• Bei manchen Gebäude in Wien sieht man oft ein Fenster im Giebel, und ich hab mich schon immer gewundert, wie es dahinter eigentlich ausschaut. Manche dieser Fenster sind ja eigentlich wirklich enorm, und man muss da wirklich einen herrlichen Ausblick haben.


    Hier wäre eine Beispiel, was ich meine.

    Was versteckt sich hinter diesem Fenster? Ist es nur als Dekoration, sprich, ist dahinter der Dachboden? Oder hat man da ursprünglich auch Wohnungen gefunden? Schon klar, dass es auch praktisch war, Licht am Dachboden zu haben.

    Heute sieht man ja oft auch Gauben, die dazu gebaut wurden, im Zuge eines Dachbodenausbaus.

    Hier ein anderes Bild. Die Gauben werden in diesem Fall wohl original sein, aber ich kann mir nicht vorstellen, dass das Fenster in der Mitte nur einer Wohnung diente.

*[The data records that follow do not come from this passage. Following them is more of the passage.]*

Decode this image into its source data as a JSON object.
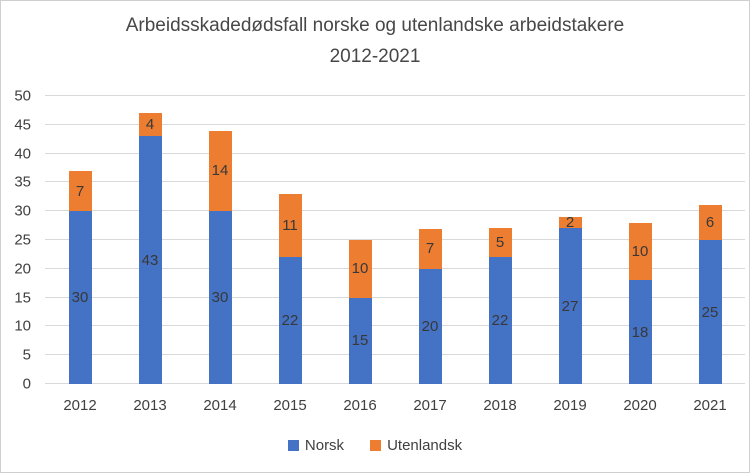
{
  "window": {
    "background": "#ffffff",
    "border_color": "#cfcfcf"
  },
  "chart_data": {
    "type": "bar",
    "stacked": true,
    "title": "Arbeidsskadedødsfall norske og utenlandske arbeidstakere 2012-2021",
    "title_line1": "Arbeidsskadedødsfall norske og utenlandske arbeidstakere",
    "title_line2": "2012-2021",
    "categories": [
      "2012",
      "2013",
      "2014",
      "2015",
      "2016",
      "2017",
      "2018",
      "2019",
      "2020",
      "2021"
    ],
    "series": [
      {
        "name": "Norsk",
        "color": "#4472C4",
        "values": [
          30,
          43,
          30,
          22,
          15,
          20,
          22,
          27,
          18,
          25
        ]
      },
      {
        "name": "Utenlandsk",
        "color": "#ED7D31",
        "values": [
          7,
          4,
          14,
          11,
          10,
          7,
          5,
          2,
          10,
          6
        ]
      }
    ],
    "totals": [
      37,
      47,
      44,
      33,
      25,
      27,
      27,
      29,
      28,
      31
    ],
    "ylim": [
      0,
      50
    ],
    "ytick_step": 5,
    "yticks": [
      0,
      5,
      10,
      15,
      20,
      25,
      30,
      35,
      40,
      45,
      50
    ],
    "xlabel": "",
    "ylabel": "",
    "grid": true,
    "gridline_color": "#d9d9d9",
    "data_labels": true,
    "data_label_color": "#383838",
    "axis_text_color": "#404040",
    "title_color": "#474747",
    "legend_position": "bottom"
  }
}
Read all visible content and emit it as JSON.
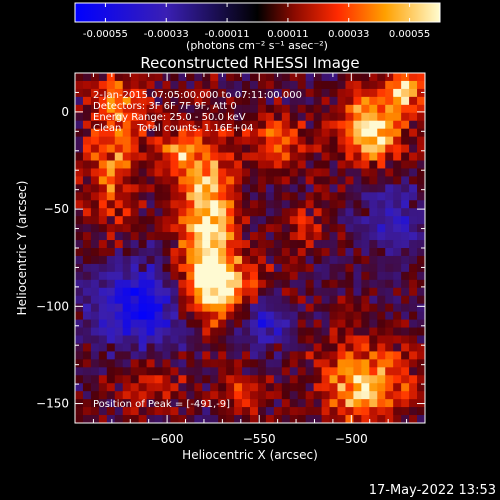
{
  "chart_data": {
    "type": "heatmap",
    "title": "Reconstructed RHESSI Image",
    "xlabel": "Heliocentric X (arcsec)",
    "ylabel": "Heliocentric Y (arcsec)",
    "x_ticks": [
      -600,
      -550,
      -500
    ],
    "y_ticks": [
      0,
      -50,
      -100,
      -150
    ],
    "xlim": [
      -650,
      -460
    ],
    "ylim": [
      -160,
      20
    ],
    "colorbar": {
      "ticks": [
        "-0.00055",
        "-0.00033",
        "-0.00011",
        "0.00011",
        "0.00033",
        "0.00055"
      ],
      "range": [
        -0.00055,
        0.00055
      ],
      "unit_label": "(photons cm⁻² s⁻¹ asec⁻²)"
    },
    "annotations": [
      "2-Jan-2015 07:05:00.000 to 07:11:00.000",
      "Detectors: 3F 6F 7F 9F, Att 0",
      "Energy Range: 25.0 - 50.0 keV",
      "Clean     Total counts: 1.16E+04"
    ],
    "peak_label": "Position of Peak = [-491,-9]",
    "peak": [
      -491,
      -9
    ],
    "grid": false
  },
  "footer_timestamp": "17-May-2022 13:53"
}
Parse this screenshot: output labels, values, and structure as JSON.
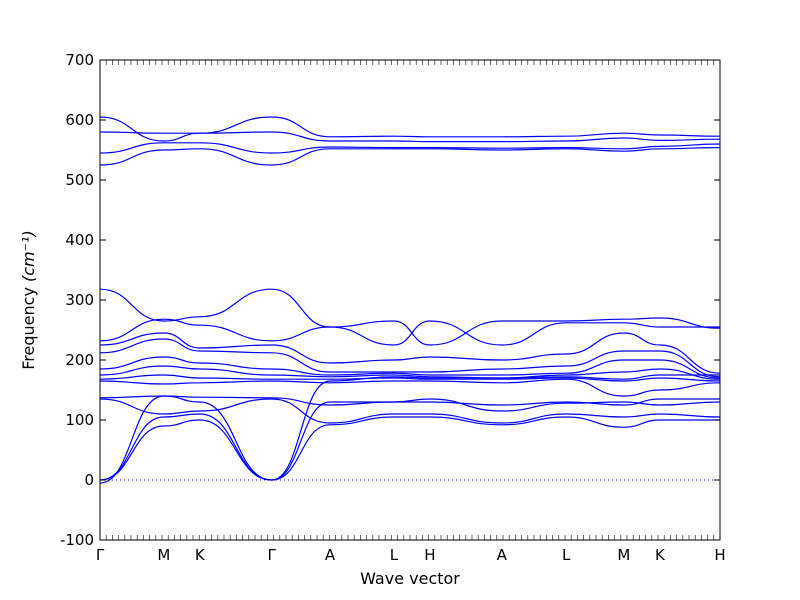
{
  "chart_data": {
    "type": "line",
    "title": "",
    "xlabel": "Wave vector",
    "ylabel_text": "Frequency ",
    "ylabel_unit": "(cm⁻¹)",
    "ylim": [
      -100,
      700
    ],
    "yticks": [
      -100,
      0,
      100,
      200,
      300,
      400,
      500,
      600,
      700
    ],
    "xlim": [
      0,
      1
    ],
    "high_symmetry_points": [
      {
        "label": "Γ",
        "x": 0.0
      },
      {
        "label": "M",
        "x": 0.103
      },
      {
        "label": "K",
        "x": 0.161
      },
      {
        "label": "Γ",
        "x": 0.277
      },
      {
        "label": "A",
        "x": 0.371
      },
      {
        "label": "L",
        "x": 0.474
      },
      {
        "label": "H",
        "x": 0.532
      },
      {
        "label": "A",
        "x": 0.648
      },
      {
        "label": "L",
        "x": 0.752
      },
      {
        "label": "M",
        "x": 0.845
      },
      {
        "label": "K",
        "x": 0.903
      },
      {
        "label": "H",
        "x": 1.0
      }
    ],
    "zero_line": true,
    "series": [
      {
        "x": [
          0,
          0.103,
          0.161,
          0.277,
          0.371,
          0.474,
          0.532,
          0.648,
          0.752,
          0.845,
          0.903,
          1.0
        ],
        "values": [
          605,
          565,
          578,
          605,
          572,
          573,
          572,
          572,
          573,
          578,
          575,
          573
        ]
      },
      {
        "x": [
          0,
          0.103,
          0.161,
          0.277,
          0.371,
          0.474,
          0.532,
          0.648,
          0.752,
          0.845,
          0.903,
          1.0
        ],
        "values": [
          580,
          578,
          578,
          580,
          565,
          565,
          564,
          564,
          565,
          570,
          566,
          568
        ]
      },
      {
        "x": [
          0,
          0.103,
          0.161,
          0.277,
          0.371,
          0.474,
          0.532,
          0.648,
          0.752,
          0.845,
          0.903,
          1.0
        ],
        "values": [
          545,
          562,
          562,
          545,
          555,
          554,
          554,
          553,
          554,
          552,
          556,
          560
        ]
      },
      {
        "x": [
          0,
          0.103,
          0.161,
          0.277,
          0.371,
          0.474,
          0.532,
          0.648,
          0.752,
          0.845,
          0.903,
          1.0
        ],
        "values": [
          525,
          550,
          552,
          525,
          552,
          552,
          552,
          550,
          552,
          548,
          552,
          554
        ]
      },
      {
        "x": [
          0,
          0.103,
          0.161,
          0.277,
          0.371,
          0.474,
          0.532,
          0.648,
          0.752,
          0.845,
          0.903,
          1.0
        ],
        "values": [
          318,
          265,
          272,
          318,
          255,
          265,
          225,
          265,
          265,
          268,
          270,
          253
        ]
      },
      {
        "x": [
          0,
          0.103,
          0.161,
          0.277,
          0.371,
          0.474,
          0.532,
          0.648,
          0.752,
          0.845,
          0.903,
          1.0
        ],
        "values": [
          232,
          268,
          258,
          232,
          255,
          225,
          265,
          225,
          262,
          262,
          255,
          255
        ]
      },
      {
        "x": [
          0,
          0.103,
          0.161,
          0.277,
          0.371,
          0.474,
          0.532,
          0.648,
          0.752,
          0.845,
          0.903,
          1.0
        ],
        "values": [
          225,
          245,
          220,
          225,
          195,
          200,
          205,
          200,
          210,
          245,
          225,
          178
        ]
      },
      {
        "x": [
          0,
          0.103,
          0.161,
          0.277,
          0.371,
          0.474,
          0.532,
          0.648,
          0.752,
          0.845,
          0.903,
          1.0
        ],
        "values": [
          212,
          235,
          215,
          212,
          180,
          180,
          180,
          185,
          190,
          215,
          215,
          172
        ]
      },
      {
        "x": [
          0,
          0.103,
          0.161,
          0.277,
          0.371,
          0.474,
          0.532,
          0.648,
          0.752,
          0.845,
          0.903,
          1.0
        ],
        "values": [
          185,
          205,
          195,
          185,
          175,
          178,
          175,
          175,
          178,
          200,
          200,
          170
        ]
      },
      {
        "x": [
          0,
          0.103,
          0.161,
          0.277,
          0.371,
          0.474,
          0.532,
          0.648,
          0.752,
          0.845,
          0.903,
          1.0
        ],
        "values": [
          175,
          190,
          185,
          175,
          172,
          175,
          172,
          170,
          175,
          180,
          185,
          168
        ]
      },
      {
        "x": [
          0,
          0.103,
          0.161,
          0.277,
          0.371,
          0.474,
          0.532,
          0.648,
          0.752,
          0.845,
          0.903,
          1.0
        ],
        "values": [
          168,
          175,
          170,
          168,
          168,
          170,
          168,
          168,
          170,
          165,
          170,
          165
        ]
      },
      {
        "x": [
          0,
          0.103,
          0.161,
          0.277,
          0.371,
          0.474,
          0.532,
          0.648,
          0.752,
          0.845,
          0.903,
          1.0
        ],
        "values": [
          165,
          160,
          162,
          165,
          162,
          165,
          165,
          162,
          168,
          140,
          150,
          162
        ]
      },
      {
        "x": [
          0,
          0.103,
          0.161,
          0.277,
          0.371,
          0.474,
          0.532,
          0.648,
          0.752,
          0.845,
          0.903,
          1.0
        ],
        "values": [
          137,
          140,
          138,
          137,
          125,
          130,
          130,
          125,
          130,
          125,
          135,
          135
        ]
      },
      {
        "x": [
          0,
          0.103,
          0.161,
          0.277,
          0.371,
          0.474,
          0.532,
          0.648,
          0.752,
          0.845,
          0.903,
          1.0
        ],
        "values": [
          135,
          110,
          115,
          135,
          95,
          110,
          110,
          95,
          110,
          105,
          110,
          105
        ]
      },
      {
        "x": [
          0,
          0.103,
          0.161,
          0.277,
          0.371,
          0.474,
          0.532,
          0.648,
          0.752,
          0.845,
          0.903,
          1.0
        ],
        "values": [
          0,
          105,
          110,
          0,
          92,
          105,
          105,
          92,
          105,
          88,
          100,
          100
        ]
      },
      {
        "x": [
          0,
          0.103,
          0.161,
          0.277,
          0.371,
          0.474,
          0.532,
          0.648,
          0.752,
          0.845,
          0.903,
          1.0
        ],
        "values": [
          0,
          90,
          100,
          0,
          165,
          172,
          170,
          170,
          172,
          168,
          175,
          175
        ]
      },
      {
        "x": [
          0,
          0.103,
          0.161,
          0.277,
          0.371,
          0.474,
          0.532,
          0.648,
          0.752,
          0.845,
          0.903,
          1.0
        ],
        "values": [
          -5,
          140,
          130,
          0,
          130,
          130,
          135,
          115,
          128,
          130,
          125,
          130
        ]
      }
    ]
  }
}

    Hier ein ähnliches Beispiel.

    Und was sich wohl hinter diesem Giebel versteckt hat? Ich hab aber schon einige Giebelfenster gesehen, die waren größer als der ganze Giebel bei diesem Haus.

    Wie zum Beispiel hier, das fängt schon an, ganz groß zu werden. Vielleicht irgendwelche Ateliers für Künstler? Ich hoffe diese Häuser hatten schon einen Lift, wenn's darum ging, riesige Schränke oder schwere Bilderrahmen runterzutragen :biggrin:

    Das hier ist auch ganz interessant. An den neuen Fenster hinten im Dach merkt man, dass sich hier vollwertig genutzte Räume befinden.

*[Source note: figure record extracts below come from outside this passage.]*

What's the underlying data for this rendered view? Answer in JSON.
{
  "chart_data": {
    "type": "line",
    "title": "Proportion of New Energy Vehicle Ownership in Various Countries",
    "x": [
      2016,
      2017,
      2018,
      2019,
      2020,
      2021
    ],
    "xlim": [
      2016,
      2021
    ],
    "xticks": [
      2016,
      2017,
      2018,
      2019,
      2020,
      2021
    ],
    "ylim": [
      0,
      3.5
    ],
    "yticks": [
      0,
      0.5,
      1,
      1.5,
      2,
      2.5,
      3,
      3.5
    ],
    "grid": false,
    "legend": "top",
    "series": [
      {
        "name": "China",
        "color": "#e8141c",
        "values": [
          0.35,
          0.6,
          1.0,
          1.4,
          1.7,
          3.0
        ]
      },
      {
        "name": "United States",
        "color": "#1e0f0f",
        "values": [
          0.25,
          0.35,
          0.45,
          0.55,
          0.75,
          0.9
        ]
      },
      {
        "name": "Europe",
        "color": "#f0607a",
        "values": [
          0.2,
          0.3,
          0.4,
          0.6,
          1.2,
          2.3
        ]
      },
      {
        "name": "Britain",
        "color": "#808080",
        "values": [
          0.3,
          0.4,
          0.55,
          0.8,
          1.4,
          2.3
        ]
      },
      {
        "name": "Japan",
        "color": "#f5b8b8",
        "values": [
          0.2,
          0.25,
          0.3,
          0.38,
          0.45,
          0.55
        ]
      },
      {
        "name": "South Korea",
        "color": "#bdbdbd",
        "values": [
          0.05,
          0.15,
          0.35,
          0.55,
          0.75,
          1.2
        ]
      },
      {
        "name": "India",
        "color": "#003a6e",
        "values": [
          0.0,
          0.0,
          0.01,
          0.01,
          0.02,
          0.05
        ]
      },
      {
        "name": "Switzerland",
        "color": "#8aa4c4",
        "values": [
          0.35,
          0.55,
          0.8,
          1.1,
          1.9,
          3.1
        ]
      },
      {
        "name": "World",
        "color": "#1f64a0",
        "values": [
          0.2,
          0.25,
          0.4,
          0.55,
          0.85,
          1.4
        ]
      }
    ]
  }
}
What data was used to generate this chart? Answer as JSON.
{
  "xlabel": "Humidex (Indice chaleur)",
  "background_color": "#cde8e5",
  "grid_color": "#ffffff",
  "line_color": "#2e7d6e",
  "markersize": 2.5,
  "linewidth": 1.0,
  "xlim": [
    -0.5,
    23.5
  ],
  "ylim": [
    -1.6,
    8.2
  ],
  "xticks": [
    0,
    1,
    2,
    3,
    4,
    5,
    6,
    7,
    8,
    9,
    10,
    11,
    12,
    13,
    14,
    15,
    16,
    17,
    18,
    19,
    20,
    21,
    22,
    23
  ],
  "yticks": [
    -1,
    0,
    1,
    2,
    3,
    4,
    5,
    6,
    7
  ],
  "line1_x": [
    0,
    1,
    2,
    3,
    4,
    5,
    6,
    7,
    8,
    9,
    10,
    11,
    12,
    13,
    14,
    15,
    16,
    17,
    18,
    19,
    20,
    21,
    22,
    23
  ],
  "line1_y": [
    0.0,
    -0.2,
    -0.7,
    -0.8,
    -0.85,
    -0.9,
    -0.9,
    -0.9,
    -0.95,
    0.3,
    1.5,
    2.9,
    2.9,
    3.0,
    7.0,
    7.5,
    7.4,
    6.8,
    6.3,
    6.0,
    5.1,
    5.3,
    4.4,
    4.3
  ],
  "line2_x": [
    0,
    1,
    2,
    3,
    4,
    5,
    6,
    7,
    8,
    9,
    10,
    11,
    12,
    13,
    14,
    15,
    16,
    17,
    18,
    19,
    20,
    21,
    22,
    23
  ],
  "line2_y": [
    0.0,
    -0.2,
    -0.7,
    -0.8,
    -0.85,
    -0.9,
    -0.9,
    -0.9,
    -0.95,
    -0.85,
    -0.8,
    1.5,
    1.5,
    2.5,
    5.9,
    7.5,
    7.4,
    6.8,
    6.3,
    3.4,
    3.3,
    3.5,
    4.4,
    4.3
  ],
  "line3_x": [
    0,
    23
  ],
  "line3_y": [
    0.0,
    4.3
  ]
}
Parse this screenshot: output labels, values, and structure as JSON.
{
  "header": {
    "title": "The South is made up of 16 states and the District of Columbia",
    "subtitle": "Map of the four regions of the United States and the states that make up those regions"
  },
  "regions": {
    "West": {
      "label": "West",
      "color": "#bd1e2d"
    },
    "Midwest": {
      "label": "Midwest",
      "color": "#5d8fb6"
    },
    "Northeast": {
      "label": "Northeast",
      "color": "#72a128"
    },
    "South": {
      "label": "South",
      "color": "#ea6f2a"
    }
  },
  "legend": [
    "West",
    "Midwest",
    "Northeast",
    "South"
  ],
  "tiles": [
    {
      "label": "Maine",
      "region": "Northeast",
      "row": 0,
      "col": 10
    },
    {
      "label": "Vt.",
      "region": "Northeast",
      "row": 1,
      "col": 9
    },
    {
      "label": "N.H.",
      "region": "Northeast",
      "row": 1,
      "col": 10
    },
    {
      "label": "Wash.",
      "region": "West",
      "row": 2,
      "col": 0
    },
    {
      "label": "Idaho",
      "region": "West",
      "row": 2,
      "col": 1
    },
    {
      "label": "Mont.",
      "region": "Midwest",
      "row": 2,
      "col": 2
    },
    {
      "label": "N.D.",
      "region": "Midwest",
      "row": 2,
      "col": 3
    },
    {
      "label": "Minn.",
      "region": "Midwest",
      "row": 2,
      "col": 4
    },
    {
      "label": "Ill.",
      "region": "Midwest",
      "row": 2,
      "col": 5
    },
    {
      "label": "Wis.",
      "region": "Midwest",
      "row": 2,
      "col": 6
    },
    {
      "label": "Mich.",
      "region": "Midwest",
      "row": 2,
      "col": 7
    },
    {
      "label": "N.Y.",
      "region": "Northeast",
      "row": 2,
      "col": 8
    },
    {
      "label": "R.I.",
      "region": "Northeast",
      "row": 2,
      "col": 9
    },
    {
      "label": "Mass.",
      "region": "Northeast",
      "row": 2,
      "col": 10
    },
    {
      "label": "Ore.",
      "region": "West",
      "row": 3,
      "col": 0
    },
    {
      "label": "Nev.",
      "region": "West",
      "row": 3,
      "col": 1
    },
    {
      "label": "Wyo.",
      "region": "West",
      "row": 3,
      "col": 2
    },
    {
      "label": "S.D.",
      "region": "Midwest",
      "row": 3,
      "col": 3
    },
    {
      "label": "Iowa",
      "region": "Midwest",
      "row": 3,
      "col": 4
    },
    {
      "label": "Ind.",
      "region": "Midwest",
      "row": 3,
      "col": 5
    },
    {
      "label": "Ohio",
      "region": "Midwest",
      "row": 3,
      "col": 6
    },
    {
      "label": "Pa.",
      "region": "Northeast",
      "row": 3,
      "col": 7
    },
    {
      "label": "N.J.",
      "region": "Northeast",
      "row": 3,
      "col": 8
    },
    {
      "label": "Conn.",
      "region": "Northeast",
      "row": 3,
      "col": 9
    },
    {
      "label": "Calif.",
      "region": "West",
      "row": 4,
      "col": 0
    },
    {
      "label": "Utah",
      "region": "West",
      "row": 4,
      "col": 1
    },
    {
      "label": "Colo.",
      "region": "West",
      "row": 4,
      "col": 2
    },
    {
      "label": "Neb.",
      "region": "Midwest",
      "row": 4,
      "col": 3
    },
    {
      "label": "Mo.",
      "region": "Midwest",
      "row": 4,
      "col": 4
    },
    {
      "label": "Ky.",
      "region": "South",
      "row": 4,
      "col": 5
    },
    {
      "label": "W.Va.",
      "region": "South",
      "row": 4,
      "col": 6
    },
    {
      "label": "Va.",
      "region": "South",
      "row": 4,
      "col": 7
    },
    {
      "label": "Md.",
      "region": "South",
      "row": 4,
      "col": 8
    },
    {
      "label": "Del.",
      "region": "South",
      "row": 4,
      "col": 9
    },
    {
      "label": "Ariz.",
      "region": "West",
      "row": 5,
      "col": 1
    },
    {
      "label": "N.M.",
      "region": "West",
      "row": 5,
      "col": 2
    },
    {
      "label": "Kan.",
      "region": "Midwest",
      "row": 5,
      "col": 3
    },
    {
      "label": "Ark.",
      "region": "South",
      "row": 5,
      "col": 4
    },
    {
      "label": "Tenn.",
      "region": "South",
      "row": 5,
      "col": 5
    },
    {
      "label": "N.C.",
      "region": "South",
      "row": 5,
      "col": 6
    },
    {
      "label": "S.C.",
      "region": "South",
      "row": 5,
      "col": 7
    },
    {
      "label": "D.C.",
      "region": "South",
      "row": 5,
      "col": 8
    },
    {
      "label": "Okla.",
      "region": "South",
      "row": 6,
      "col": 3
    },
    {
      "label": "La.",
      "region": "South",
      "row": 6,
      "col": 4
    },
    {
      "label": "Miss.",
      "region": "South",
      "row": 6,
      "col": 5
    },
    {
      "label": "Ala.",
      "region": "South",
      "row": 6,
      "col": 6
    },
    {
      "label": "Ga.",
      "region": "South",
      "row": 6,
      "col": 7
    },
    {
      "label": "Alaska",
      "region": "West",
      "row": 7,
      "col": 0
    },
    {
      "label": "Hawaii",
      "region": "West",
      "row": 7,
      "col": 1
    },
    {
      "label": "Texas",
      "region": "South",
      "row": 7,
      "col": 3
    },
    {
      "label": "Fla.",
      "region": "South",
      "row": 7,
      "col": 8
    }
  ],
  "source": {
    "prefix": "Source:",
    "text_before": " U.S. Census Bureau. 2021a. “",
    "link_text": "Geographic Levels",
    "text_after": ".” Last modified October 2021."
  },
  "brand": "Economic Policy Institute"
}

    Auch nicht ganz klein sind die Giebelfenster bei diesem Haus hier.


    Ich hab bemerkt, dass es meistens neobarocke Gebäude sind, wahrscheinlich aber nur deshalb, weil das die meisten sind, die erst einen Giebel haben. Aber auch etliche Gebäude von 1910-1920 oder so haben das, dort sind die Fenster aber wirklich enorm. Davon gibt es recht viele an der Wien Zeile finde ich. Oder generell in Mariahilf.

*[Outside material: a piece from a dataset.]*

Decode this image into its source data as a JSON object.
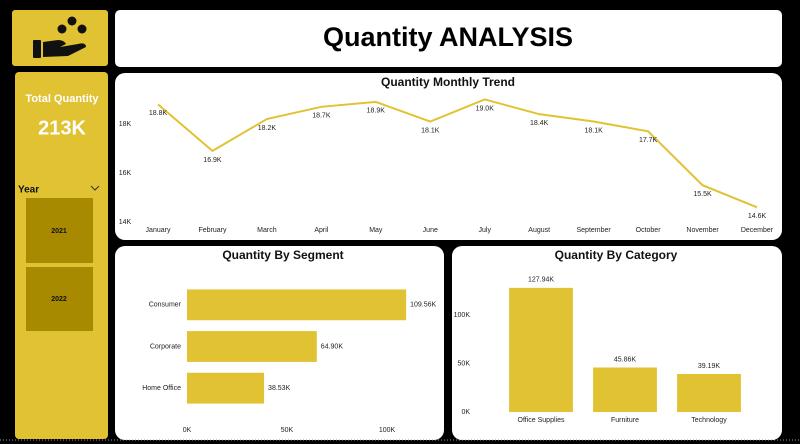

    Also, was ist der Mythos dahinter? Was war dort mal, und wofür war es vorgesehen?

    Licht für den Dachboden? Ateliers für Künstler? Vollwertige Wohnungen? Oder doch nur Dekoration…? huh:):P

  • @ Sean Apollo

    Nun, Giebel, Zwerchgiebel, sind zunächst, wie auch Erker mit Hauben oder Turmhelmen, eine Zierde des Hauses. Dass Giebel mit Fenstern belebt wurden und daneben diese Fenster auch noch als Lichtquelle dienten, lässt eine Wohnnutzung des Dachstocks zu. Das es in Großstädten , wie z. B. etwa in München sicherlich auch in Wien, eine sehr große Anzahl von Kunst-Malern gab, die viel Licht und große Fenster für ihre Arbeit brauchten, lässt auf viele benötigte Malerateliers schließen. Dachgeschosswohnungen mit großem Fenster im Giebel waren für ein Künstleratelier ideal, besonders, wenn das Fenster nach Norden ging.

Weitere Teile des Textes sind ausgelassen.